On a crisp February morning, Israel's Mossad nabbed an Dirar Abu Sisi from his Ukrainian train-carriage, Der Spiegel reports.

While Israel Radio reported Abu Sisi, an Arab engineer fro Gaza, had mysteriously appeared in an Israeli jail after going missing in Ukraine, they did not report the apparent motive for his abduction. But in western Intelligence circles, suspicion is mounting the man is a Hamas insider with vital information on the status of kidnapped Israeli soldier Gilad Shalit.

Abu Sisi, who was staying with in-laws in the eastern town of Kharkiv while making plans to re-settle his Ukranian wife and children from the Gaza strip, boarded a train on February 18 headed for Kiev. He intended to meet his brother, who had lived in Amsterdam for years and flew in for the reuinion. But Abu Sisi never arrived.

The exact details are vague, but according to the train's conductor and porter, two men in civilian clothing stepped into Abu Sisi's carriage on the night of February 19. At around 1 AM, they told security personnel who interviewed them after the incident, the strangers escorted him off the train. However, the men later retracted these statements saying they saw "nothing."

Some Intelligence insiders assert the witnesses' retraction has a simple explanations: that Ukranian agents kidnapped Abu Sisi nad turned him over to Israel's Mossad who requested the extreme rendition. One informant told Der Spiegel on the condition of anonymity, "If Mossad goes to such an expense, and interrogates the man for six weeks, then he must know something Israel absolutely wants to hear."

Another uncorroborated source asserted officials in Jerusalem believe that Abu Sisi had vital information relating to Gilad Shalit, the Israeli soldier kidnapped four and a half years ago by Hamas. Since Shalit, now 24, was kidnapped, Israel and Hamas have discussed a prisoner exchange, but Hamas wants 1,000 terror-prisoners released in exchange for him. Israeli leaders fear this would lead to the muder of more Israelis and hold out hope of liberating Shalit with a commando opration.

Abu Sisi's wife Veronika immediately feared a political assassination had taken place when she learned her husband had not reached his brother in Kiev, which seemingly implies she herself knew her husband was a target. A day later she contacted UN officials and representatives from Israeli human rights groups. She asked them to find out her husband's fate. But eight days after his appearance, on February 27, Abu Sisi contacted his wife by telephone and informed her he was in prison in Ashkelon.

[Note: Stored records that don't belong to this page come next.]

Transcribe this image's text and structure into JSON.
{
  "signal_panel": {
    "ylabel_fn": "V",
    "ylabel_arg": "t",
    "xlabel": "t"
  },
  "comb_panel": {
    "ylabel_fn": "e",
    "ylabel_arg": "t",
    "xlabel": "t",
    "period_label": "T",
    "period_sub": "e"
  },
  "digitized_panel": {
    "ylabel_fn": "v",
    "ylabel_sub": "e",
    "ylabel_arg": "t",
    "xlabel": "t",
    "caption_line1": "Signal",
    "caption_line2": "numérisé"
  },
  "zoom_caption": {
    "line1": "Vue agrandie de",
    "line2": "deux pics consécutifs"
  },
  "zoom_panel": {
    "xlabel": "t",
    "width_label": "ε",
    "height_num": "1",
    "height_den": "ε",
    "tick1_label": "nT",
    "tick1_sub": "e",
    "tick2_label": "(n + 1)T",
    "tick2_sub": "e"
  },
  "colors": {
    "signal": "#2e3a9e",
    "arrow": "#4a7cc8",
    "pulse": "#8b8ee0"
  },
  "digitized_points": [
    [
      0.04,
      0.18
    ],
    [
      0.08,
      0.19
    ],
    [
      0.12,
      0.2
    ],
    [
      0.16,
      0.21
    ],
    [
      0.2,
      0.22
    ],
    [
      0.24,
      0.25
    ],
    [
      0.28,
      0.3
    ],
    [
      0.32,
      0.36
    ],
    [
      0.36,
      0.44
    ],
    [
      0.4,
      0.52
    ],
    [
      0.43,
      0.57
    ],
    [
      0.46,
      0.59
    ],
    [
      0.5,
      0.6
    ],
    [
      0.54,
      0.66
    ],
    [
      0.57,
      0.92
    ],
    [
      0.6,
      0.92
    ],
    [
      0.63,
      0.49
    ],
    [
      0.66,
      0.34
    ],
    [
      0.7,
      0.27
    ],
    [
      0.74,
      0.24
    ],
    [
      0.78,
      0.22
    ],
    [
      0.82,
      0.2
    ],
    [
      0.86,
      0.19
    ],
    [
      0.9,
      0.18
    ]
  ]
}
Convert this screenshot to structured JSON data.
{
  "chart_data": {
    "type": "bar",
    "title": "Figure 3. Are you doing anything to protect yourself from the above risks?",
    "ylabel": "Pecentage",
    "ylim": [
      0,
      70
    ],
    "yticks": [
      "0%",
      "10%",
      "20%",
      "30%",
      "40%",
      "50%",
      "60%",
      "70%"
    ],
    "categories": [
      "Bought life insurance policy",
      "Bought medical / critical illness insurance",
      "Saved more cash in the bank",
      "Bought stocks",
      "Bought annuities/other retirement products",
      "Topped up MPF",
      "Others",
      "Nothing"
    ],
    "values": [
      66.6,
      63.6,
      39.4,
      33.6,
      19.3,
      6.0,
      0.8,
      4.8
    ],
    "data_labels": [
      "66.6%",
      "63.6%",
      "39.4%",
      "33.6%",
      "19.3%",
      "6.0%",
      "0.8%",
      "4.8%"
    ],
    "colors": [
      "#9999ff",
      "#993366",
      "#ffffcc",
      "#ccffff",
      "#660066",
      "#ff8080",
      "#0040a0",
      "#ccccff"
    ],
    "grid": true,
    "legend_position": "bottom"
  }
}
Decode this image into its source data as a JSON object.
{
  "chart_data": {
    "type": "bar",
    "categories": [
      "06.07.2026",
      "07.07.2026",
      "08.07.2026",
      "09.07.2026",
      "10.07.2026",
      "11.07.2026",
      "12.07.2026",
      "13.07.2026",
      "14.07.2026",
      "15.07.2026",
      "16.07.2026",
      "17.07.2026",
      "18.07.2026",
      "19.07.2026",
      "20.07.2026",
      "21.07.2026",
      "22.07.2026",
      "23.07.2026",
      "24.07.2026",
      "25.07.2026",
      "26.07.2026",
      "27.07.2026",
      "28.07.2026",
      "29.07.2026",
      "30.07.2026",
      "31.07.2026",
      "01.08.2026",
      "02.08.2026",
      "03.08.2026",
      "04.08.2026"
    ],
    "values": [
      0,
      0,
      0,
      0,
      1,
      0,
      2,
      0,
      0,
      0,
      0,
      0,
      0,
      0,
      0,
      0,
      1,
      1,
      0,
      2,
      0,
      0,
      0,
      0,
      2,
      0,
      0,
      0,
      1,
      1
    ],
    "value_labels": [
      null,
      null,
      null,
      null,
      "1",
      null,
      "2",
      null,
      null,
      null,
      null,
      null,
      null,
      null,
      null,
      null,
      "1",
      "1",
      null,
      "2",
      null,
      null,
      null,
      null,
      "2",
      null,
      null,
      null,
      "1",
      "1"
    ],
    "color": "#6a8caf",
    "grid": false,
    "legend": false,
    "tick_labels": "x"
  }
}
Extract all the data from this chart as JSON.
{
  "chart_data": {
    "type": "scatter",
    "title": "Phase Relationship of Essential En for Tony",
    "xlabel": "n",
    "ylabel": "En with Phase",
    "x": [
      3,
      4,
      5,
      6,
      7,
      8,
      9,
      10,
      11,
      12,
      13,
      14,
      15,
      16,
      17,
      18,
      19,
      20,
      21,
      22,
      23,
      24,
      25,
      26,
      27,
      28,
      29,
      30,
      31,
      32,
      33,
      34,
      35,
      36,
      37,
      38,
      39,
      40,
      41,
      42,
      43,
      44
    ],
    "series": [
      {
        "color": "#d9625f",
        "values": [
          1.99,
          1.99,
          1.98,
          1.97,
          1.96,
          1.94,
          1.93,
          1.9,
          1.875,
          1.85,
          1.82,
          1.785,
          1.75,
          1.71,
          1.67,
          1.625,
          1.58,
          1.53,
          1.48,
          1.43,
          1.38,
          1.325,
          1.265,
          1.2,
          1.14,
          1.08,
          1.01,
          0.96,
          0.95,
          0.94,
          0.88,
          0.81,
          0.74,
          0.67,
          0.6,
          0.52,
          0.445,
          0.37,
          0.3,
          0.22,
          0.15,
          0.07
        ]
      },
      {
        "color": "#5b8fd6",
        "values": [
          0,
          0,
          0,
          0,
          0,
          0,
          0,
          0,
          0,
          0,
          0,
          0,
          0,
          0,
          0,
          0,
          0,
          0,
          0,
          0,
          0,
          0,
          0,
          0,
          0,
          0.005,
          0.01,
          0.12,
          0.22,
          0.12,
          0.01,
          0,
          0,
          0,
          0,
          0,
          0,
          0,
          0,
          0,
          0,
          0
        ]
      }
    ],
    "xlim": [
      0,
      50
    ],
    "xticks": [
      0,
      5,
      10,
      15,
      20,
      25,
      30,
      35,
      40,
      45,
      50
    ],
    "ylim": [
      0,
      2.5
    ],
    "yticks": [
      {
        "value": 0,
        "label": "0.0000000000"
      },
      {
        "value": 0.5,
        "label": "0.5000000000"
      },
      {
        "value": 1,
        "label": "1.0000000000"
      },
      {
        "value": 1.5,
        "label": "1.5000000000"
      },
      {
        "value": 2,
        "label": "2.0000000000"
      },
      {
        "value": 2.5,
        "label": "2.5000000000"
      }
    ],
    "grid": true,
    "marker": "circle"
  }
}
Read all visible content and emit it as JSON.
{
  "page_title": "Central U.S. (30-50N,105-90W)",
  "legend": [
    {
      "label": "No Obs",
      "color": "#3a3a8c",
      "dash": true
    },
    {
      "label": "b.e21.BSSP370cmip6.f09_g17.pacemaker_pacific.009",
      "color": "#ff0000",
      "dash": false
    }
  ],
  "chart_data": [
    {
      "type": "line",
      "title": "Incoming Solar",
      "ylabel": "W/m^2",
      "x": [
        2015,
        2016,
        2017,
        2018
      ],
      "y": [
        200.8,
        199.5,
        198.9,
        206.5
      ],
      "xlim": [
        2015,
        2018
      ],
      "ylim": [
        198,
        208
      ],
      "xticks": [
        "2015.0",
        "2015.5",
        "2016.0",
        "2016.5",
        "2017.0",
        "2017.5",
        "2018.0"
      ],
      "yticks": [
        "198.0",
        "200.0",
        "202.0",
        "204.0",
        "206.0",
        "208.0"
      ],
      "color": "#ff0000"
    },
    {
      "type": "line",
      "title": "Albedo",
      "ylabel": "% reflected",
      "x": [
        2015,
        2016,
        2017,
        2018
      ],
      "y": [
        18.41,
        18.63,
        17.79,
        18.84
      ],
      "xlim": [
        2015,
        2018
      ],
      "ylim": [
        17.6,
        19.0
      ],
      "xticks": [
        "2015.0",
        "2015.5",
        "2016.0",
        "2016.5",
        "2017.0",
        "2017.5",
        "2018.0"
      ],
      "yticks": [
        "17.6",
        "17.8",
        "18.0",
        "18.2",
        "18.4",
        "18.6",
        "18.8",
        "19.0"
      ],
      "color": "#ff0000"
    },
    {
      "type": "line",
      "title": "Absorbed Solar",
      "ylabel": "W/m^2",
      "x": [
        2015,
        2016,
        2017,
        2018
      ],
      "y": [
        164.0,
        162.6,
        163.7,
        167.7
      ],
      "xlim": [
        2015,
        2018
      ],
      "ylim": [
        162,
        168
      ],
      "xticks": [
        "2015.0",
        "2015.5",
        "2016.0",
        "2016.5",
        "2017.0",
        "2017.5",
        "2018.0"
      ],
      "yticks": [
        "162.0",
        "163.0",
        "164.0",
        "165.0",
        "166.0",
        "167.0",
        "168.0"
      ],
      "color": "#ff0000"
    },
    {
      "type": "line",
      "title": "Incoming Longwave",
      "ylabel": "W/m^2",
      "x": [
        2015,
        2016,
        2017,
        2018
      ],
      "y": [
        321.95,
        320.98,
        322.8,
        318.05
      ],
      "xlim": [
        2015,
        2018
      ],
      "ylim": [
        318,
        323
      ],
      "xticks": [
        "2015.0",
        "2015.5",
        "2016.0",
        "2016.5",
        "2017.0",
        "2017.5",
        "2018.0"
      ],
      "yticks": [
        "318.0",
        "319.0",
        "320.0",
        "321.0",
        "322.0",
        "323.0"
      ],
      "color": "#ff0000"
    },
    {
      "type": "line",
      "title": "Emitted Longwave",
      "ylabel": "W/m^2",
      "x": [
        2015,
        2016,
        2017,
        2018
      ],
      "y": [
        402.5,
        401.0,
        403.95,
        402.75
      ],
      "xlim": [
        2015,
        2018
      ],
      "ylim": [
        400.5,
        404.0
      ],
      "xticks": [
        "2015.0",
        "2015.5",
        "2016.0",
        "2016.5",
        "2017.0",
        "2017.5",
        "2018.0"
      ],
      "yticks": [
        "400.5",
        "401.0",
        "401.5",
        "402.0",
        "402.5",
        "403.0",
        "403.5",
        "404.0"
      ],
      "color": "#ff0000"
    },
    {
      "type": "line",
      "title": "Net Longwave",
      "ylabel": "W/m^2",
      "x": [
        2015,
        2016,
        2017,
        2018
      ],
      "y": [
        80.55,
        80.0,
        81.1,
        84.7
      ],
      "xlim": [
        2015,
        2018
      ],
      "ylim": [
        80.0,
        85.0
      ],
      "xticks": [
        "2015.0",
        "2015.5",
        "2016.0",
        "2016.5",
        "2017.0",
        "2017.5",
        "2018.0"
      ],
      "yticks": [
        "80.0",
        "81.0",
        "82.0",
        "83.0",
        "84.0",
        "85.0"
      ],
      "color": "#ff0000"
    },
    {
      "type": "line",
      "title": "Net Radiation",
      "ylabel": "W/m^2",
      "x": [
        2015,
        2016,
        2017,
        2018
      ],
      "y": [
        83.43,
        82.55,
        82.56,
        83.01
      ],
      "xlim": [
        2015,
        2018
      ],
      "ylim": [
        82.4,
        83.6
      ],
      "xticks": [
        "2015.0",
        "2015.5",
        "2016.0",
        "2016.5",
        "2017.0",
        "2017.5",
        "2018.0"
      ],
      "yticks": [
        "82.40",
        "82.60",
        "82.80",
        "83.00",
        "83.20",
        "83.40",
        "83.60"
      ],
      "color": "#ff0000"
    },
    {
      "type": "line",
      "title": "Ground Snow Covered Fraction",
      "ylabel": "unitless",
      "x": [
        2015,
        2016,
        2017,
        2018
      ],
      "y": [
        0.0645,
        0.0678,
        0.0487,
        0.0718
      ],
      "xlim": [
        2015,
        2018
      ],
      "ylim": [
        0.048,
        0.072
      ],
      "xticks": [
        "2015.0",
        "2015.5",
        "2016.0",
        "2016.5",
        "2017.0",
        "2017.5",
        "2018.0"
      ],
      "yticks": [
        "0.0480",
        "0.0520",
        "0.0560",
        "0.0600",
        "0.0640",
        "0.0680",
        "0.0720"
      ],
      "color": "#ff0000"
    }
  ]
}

On March 20 Israel official admitted it had Abu Sisi in custody. Prior to that a gag-order had forbidden Israel's media and local correspondents from reporting on the affair. Beyond the flat admission of Abu Sisi's presence in it jail, Israel has released no further information on Abu Sisi, while the Ukranian government has denied involvement in his abduction.

Last week two Israeli lawyers met with Abu Sisi, who is being held in 'administrative detention', a legal holdover from British Colonial Law that was used during the British Mandate Era and is often invoked for security prisoners of both sides. No date for his release has been given.